Diane Hoffmann

Headshot of a professional woman

Diane Hoffmann, JD, MS, is the Jacob A. France Professor of Health Law at the University of Maryland Carey School of Law and Director of the law school’s Law & Health Care Program. She served as Associate Dean of the Law School from 1999 – 2013. She received her law degree from Harvard Law School and her Master's degree from Harvard School of Public Health.

Diane was one of the primary authors of Maryland’s Health Care Decisions Act, which establishes standards and procedures for making medical decisions for individuals at the end of life who lack decision-making capacity. She has served as a member of a number of ethics committees including those at the University of Maryland Medical System and the Clinical Center at the National Institutes of Health. She is the founder and director of the Maryland Healthcare Ethics Committee Network, which publishes the Mid-Atlantic Ethics Committee Newsletter.

From June 1994–May 1995, Hoffmann was the Acting Staff Director of the Senate Subcommittee on Aging reporting to U.S. Senator Barbara Mikulski. In 2009, she was selected one of the Maryland Daily Record’s Top 100 Women.

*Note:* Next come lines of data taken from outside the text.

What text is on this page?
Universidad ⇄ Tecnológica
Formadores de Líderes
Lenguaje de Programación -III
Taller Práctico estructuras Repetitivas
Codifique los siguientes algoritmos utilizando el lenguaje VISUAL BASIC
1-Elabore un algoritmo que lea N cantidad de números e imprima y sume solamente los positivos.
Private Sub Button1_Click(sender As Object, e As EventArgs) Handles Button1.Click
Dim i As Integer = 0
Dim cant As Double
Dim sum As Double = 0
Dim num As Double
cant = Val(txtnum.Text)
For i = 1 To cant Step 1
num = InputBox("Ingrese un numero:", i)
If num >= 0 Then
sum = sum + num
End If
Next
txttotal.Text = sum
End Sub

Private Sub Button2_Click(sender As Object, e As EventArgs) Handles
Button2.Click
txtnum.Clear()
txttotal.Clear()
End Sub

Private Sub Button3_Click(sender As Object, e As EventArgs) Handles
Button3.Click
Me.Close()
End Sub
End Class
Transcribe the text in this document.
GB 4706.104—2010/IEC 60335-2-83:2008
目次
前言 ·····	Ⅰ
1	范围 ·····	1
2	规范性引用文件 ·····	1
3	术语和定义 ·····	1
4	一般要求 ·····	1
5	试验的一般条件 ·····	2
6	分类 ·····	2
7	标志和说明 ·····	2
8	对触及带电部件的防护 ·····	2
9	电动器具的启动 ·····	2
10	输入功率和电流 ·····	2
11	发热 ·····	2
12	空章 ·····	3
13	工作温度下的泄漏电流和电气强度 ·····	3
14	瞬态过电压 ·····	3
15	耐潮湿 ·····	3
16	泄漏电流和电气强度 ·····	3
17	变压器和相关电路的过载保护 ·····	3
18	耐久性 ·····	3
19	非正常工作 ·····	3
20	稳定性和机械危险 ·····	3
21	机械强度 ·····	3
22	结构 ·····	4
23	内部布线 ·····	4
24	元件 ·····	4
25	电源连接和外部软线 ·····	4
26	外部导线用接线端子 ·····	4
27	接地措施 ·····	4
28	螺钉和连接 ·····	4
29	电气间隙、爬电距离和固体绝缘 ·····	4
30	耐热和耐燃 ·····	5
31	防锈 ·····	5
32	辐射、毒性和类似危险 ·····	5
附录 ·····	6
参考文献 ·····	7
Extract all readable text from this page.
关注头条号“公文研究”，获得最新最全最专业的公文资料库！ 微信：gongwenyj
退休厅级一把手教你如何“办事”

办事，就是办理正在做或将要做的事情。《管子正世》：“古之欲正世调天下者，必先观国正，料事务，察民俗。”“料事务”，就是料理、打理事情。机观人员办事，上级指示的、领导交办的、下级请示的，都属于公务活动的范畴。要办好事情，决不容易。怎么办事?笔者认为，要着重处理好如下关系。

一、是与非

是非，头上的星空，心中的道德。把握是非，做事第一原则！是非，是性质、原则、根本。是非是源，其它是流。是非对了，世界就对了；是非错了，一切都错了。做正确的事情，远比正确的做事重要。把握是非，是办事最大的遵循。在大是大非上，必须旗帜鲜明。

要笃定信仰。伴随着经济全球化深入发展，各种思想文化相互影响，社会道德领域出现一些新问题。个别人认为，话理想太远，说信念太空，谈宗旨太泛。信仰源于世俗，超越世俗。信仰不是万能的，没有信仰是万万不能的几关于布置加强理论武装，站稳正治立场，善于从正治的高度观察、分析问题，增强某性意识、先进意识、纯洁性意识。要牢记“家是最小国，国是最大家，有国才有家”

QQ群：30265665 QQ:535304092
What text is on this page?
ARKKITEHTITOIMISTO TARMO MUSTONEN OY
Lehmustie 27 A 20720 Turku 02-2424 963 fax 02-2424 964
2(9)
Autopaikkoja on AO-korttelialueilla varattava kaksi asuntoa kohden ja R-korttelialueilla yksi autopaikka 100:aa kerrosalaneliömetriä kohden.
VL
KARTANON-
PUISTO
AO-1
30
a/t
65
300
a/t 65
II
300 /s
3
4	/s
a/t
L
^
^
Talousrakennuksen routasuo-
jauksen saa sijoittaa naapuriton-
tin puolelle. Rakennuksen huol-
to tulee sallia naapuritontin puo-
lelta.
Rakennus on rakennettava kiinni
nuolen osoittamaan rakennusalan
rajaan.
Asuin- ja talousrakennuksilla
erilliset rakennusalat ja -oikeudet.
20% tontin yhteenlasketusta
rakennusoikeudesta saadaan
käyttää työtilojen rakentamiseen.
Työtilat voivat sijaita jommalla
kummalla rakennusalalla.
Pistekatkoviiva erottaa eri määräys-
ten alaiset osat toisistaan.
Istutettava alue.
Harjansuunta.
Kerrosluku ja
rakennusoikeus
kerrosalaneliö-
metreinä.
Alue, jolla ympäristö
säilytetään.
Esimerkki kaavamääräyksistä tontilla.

From 2008–2014, she served as a member of the Board of Directors of the American Society of Law, Medicine and Ethics and as President of the Board in 2010 and 2011. She is currently a member of the Maryland Stem Cell Commission, the Composite Committee of the U.S. Medical Licensing Exam, the Editorial Board of the Journal of Medical Regulation, and the Scientific Advisory Board of the Center for Gut Microbiome Research & Education at the American Gastroenterological Association.

She is the recipient of three NIH grants, most recently an R01 from the National Human Genome Research Institute to evaluate the regulatory framework for direct-to-consumer microbiome-based tests. Her scholarship has focused generally on end of life care, legal obstacles to the treatment of chronic pain, and the regulation of new medical therapies and technologies. Her recent publications have included articles on the regulation of microbiome-based therapies, including probiotics and microbiota transplants, implementation of state allocation of scarce medical resource plans and liability of health care workers during COVID-19, and hospice disposal of opioids. Hoffmann has published numerous articles on health law and policy issues in legal journals as well as scientific and medical journals including Science, JAMA, the NEJM, and the Annals of Internal Medicine.